Die Fähigkeit wird trotzdem ausgeführt. Explizite Aufrufe über /skill-name umgehen das automatische Matching vollständig und laden den vollständigen Inhalt sofort. Die „Use when"-Klausel des description-Felds gilt nur für das automatische Matching. Ein direkter Schrägstrich-Befehl funktioniert also immer, auch wenn die Formulierung des Benutzers nicht automatisch erkannt worden wäre.
Wie weiß ich, wann ich eine Fähigkeit verwenden sollte und wann ich Anweisungen zu CLAUDE.md hinzufügen sollte?
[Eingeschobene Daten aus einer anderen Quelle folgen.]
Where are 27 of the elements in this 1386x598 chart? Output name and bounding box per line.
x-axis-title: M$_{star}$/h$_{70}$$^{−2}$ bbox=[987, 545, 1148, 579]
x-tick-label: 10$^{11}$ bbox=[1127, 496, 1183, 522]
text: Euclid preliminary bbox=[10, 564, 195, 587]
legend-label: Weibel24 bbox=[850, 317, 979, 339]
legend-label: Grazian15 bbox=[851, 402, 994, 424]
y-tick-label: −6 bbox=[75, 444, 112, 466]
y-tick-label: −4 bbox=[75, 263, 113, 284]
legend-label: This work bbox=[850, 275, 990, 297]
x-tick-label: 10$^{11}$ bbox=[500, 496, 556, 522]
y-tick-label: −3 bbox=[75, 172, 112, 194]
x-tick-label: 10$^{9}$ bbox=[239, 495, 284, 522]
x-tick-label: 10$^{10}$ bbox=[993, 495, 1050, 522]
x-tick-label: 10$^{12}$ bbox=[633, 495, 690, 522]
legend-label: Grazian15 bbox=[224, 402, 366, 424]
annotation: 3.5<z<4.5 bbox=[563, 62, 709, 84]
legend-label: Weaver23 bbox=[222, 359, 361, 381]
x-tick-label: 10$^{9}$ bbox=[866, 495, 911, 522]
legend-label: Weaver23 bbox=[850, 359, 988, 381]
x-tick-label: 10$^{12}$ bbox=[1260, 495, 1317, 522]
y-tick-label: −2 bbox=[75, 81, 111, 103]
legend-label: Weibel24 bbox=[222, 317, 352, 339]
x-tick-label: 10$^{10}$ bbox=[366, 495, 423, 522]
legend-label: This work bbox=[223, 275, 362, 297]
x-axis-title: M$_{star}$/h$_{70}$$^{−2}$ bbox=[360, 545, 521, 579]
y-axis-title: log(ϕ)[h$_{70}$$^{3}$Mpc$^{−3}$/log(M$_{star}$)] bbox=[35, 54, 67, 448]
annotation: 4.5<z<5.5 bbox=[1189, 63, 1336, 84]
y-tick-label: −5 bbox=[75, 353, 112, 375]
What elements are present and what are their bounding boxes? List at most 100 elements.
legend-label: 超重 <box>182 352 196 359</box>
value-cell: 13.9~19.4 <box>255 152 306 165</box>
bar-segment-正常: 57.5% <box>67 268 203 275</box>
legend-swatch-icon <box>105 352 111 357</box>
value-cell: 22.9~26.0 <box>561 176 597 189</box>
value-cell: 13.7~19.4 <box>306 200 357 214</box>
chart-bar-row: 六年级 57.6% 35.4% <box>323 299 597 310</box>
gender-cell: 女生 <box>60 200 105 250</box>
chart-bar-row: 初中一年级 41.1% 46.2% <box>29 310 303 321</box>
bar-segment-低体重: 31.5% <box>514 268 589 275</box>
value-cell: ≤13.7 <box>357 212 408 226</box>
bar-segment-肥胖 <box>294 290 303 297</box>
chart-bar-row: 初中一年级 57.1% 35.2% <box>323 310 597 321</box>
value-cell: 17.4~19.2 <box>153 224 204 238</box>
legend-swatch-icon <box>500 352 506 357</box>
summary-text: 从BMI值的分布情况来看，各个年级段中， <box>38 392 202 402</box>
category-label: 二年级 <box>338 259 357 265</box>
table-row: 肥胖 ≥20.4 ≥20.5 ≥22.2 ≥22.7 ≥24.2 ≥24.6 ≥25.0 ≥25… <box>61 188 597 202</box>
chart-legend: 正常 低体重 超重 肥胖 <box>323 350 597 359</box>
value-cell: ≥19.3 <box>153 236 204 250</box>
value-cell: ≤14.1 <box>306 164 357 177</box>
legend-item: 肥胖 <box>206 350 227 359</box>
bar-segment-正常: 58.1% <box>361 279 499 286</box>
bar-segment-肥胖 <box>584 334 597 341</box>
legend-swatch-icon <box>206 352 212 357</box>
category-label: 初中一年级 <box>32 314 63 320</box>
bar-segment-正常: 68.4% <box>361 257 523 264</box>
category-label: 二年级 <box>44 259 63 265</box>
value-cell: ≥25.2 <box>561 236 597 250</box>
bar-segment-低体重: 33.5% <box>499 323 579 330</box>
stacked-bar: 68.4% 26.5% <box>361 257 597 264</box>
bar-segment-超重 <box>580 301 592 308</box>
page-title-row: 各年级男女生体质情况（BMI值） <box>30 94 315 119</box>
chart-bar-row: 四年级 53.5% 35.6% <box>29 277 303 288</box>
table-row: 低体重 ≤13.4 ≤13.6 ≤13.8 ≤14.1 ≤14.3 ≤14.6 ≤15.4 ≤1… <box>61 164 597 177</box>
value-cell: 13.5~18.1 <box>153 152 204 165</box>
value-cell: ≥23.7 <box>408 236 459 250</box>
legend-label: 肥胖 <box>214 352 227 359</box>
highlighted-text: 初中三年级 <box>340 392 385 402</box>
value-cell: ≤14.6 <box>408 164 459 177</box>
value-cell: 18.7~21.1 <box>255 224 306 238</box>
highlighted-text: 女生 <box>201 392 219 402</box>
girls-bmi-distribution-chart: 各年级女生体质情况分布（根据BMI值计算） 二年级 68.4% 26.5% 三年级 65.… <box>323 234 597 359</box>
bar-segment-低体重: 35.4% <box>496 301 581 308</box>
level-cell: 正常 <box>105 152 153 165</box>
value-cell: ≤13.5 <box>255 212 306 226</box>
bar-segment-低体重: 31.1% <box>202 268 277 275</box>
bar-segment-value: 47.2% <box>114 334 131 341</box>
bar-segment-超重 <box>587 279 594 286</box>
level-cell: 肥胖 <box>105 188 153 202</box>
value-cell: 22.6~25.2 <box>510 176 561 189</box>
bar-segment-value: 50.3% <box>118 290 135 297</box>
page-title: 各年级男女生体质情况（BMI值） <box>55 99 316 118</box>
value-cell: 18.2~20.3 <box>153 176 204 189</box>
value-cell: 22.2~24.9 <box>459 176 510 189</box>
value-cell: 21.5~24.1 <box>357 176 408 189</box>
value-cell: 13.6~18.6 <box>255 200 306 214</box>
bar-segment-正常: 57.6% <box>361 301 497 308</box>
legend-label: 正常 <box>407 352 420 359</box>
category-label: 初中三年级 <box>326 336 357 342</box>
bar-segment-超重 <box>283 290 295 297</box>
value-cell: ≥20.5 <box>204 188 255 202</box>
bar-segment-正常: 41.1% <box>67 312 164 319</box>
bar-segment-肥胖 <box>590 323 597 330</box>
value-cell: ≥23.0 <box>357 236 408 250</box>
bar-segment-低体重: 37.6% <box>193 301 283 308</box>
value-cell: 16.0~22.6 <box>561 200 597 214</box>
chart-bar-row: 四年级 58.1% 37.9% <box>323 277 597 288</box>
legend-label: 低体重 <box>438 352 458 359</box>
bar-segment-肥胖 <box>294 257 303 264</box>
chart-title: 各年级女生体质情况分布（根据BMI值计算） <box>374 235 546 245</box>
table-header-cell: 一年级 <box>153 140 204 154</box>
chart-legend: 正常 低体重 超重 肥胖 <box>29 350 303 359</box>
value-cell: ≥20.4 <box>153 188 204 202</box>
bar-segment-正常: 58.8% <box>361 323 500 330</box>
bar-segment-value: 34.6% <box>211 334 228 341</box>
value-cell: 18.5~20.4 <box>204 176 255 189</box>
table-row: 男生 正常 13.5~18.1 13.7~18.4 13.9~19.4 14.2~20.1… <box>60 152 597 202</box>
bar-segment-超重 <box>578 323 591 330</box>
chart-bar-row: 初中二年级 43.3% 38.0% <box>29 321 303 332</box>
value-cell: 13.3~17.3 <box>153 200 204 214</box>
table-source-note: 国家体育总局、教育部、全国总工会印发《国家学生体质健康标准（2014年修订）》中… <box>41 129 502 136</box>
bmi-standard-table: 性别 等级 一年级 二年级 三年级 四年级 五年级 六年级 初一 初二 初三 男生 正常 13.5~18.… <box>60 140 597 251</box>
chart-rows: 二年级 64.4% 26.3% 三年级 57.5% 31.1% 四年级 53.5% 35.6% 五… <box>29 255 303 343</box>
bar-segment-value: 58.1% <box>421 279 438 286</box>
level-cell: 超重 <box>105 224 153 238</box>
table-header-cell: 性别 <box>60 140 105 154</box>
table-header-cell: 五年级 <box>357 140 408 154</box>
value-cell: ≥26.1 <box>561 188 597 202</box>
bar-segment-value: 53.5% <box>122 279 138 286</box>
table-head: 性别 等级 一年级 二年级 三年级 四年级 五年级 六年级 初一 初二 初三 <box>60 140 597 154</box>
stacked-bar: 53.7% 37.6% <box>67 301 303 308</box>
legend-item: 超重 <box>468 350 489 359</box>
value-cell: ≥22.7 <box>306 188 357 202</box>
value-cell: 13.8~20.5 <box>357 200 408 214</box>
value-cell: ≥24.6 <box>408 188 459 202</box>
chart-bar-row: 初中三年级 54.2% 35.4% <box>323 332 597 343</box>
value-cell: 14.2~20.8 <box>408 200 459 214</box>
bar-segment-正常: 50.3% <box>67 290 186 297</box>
CLAUDE.md ist für immer aktive Kontexte gedacht: Projektstruktur, Coding-Konventionen, Dinge, die Claude in jeder Sitzung wissen sollte. Fähigkeiten sind für zeitweilige Aufgaben gedacht: Dinge, die Sie manchmal tun, nicht immer, und für die Sie konsistente Ergebnisse möchten. Wenn Sie feststellen, dass Sie einen mehrstufigen Workflow zu CLAUDE.md hinzufügen, gehört dieser wahrscheinlich stattdessen in eine Fähigkeit.
Das description-Feld leistet die Arbeit, die die meisten Leute denken, dass der Inhalt leistet. Schreiben Sie Trigger-Phrasen aus dem tatsächlichen Vokabular Ihres Teams, halten Sie die Aufgabe eng, und der Rest ergibt sich von selbst.